La chanson survient au moment où sa carrière d'acteur stagne dans des rôles de traître, de fourbe, de dégueulasse. En 1962, Annie Noël, sa femme de l'époque, le pousse à prendre un virage. Une pièce radiophonique de Louis Bessières sert de déclic. Vingt et une petites chansons à l'antenne : c'est la première fois qu'on entend Reggiani chanter avec ce timbre, ce phrasé, ce grain de feu de cheminée. Deuxième étape, Mougins, au-dessus de Cannes. Chez Simone Signoret, Jacques Canetti, l'homme du cabaret les Trois Baudets, le directeur artistique des disques Philips, révélateur de Brel, Brassens, Béart et tant d'autres Gainsbourg, Barbara ou Higelin, lui propose d'enregistrer du Boris Vian (Je bois, le Déserteur, Arthur où t'as mis le corps, auquel s'ajoutera plus tard la Java des bombes atomiques). Un concours est organisé sur Radio Luxembourg pour lancer l'album récompensé en 1965 par l'académie Charles-Cros. Il s'agit de reconnaître la voix de l'interprète, étant précisé qu'il s'agit d'une vedette de l'écran. Des milliers d'auditeurs identifient... Louis de Funès. Barbara, elle, entend Serge Reggiani au cabaret la Tête de l'Art et l'emmène durant vingt jours en tournée.

Dès lors, de Bobino en Olympia puis en palais des Congrès, Reggiani ne quittera plus la scène. Jusqu'à tout récemment, il a continué de s'y produire pour accompagner la sortie régulière d'albums, dont le dernier était un hommage d'une génération passant de Bénabar à Sanseverino. Serge Reggiani clôturait ce disque par un inédit crépusculaire, plus parlé que chanté. C'était peut-être plus important encore que la peinture qu'il pratiquait aux heures d'insomnie ­ ayant définitivement renoncé au cinéma.

«L'alcool, vieux compagnon de naufrage»

S'il n'a écrit que deux chansons (les Petits Voisins du dessus et Si j'avais su), il pouvait écrire en prose. Ses lettres qu'il lisait à 81 ans, essoufflé, s'adressaient à Romy Schneider, Simone Signoret, Edith Piaf, Lino Ventura, Michel Piccoli ou à sa mère... «Le plus doux des souvenirs de mon enfance: ces moments où tu m'offrais un verre de rafraîchissante acqua d'orzo, l'eau de réglisse. C'est l'eau de mon enfance que j'ai bue goulûment, maman, trop vite, trop vite...» Il analysait : «Quand j'écris, ce n'est pas moi qui commande, c'est ma vie, une remémoration qui m'entraîne sur toute la surface de ma vie et m'arrête d'un coup sur un fait précis, des personnages. Ce n'est jamais douloureux, même si je retraverse des moments de douleur, comme à propos de mon fils Stephan, mort dans des conditions épouvantables, ou de l'alcool, vieux compagnon de naufrage.»

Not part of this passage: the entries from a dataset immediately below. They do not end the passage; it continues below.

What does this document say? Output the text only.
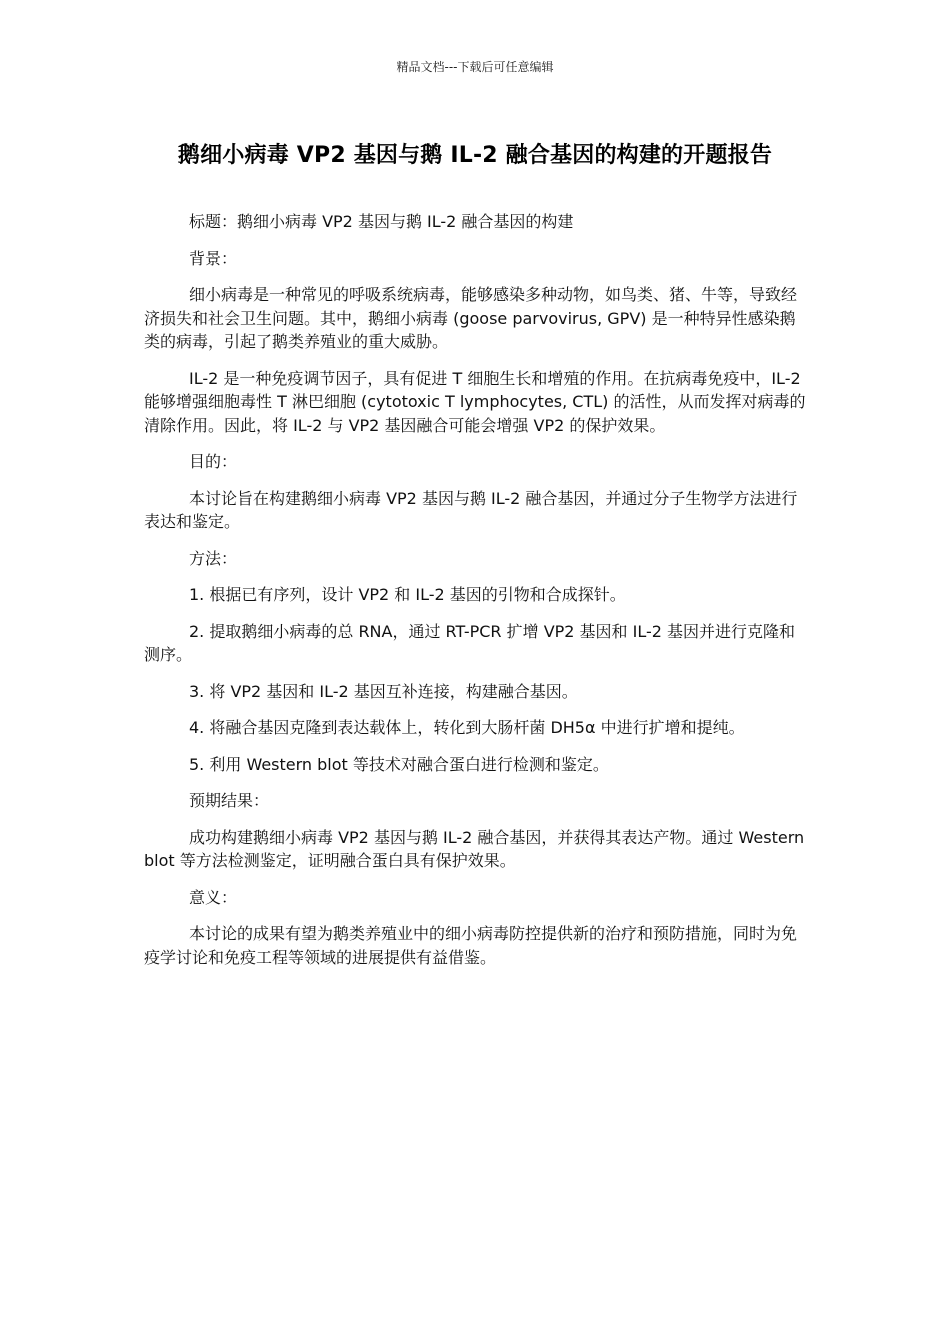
精品文档---下载后可任意编辑
鹅细小病毒 VP2 基因与鹅 IL-2 融合基因的构建的开题报告

标题：鹅细小病毒 VP2 基因与鹅 IL-2 融合基因的构建

背景：

细小病毒是一种常见的呼吸系统病毒，能够感染多种动物，如鸟类、猪、牛等，导致经济损失和社会卫生问题。其中，鹅细小病毒 (goose parvovirus, GPV) 是一种特异性感染鹅类的病毒，引起了鹅类养殖业的重大威胁。

IL-2 是一种免疫调节因子，具有促进 T 细胞生长和增殖的作用。在抗病毒免疫中，IL-2 能够增强细胞毒性 T 淋巴细胞 (cytotoxic T lymphocytes, CTL) 的活性，从而发挥对病毒的清除作用。因此，将 IL-2 与 VP2 基因融合可能会增强 VP2 的保护效果。

目的：

本讨论旨在构建鹅细小病毒 VP2 基因与鹅 IL-2 融合基因，并通过分子生物学方法进行表达和鉴定。

方法：

1. 根据已有序列，设计 VP2 和 IL-2 基因的引物和合成探针。

2. 提取鹅细小病毒的总 RNA，通过 RT-PCR 扩增 VP2 基因和 IL-2 基因并进行克隆和测序。

3. 将 VP2 基因和 IL-2 基因互补连接，构建融合基因。

4. 将融合基因克隆到表达载体上，转化到大肠杆菌 DH5α 中进行扩增和提纯。

5. 利用 Western blot 等技术对融合蛋白进行检测和鉴定。

预期结果：

成功构建鹅细小病毒 VP2 基因与鹅 IL-2 融合基因，并获得其表达产物。通过 Western blot 等方法检测鉴定，证明融合蛋白具有保护效果。

意义：

本讨论的成果有望为鹅类养殖业中的细小病毒防控提供新的治疗和预防措施，同时为免疫学讨论和免疫工程等领域的进展提供有益借鉴。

Stephan, c'était le fils aîné qui poussait à l'ombre du chêne. Il s'est tiré une balle dans la gorge avec l'arme de son père. Demeure un récital ensemble à Bobino et des lettres envoyées depuis dans le vide : «Je ne vais jamais dans ce cimetière Montparnasse où tu reposes depuis quinze ans. Je ne me suis jamais vraiment remis de ta disparition, tentant d'en finir par deux fois moi aussi. Quand je chante, quand je peins, il me semble qu'il y a toujours une part de mon travail que je fais en souvenir de toi.» (Dernier Courrier avant la nuit, 1995). Nicolas, le fils de Stephan, a abandonné ses activités de mécanicien pour chanter à son tour. Un disque de reprises de Léo Ferré paraîtra bientôt, produit par Mathieu Ferré. Serge Reggiani et Léo Ferré s'étaient rencontrés à la Fontaine des Quatre Saisons. Le premier partit d'Italie, le second s'y retira en Toscane. Ils avaient failli travailler ensemble. Leurs enfants réparent les malentendus.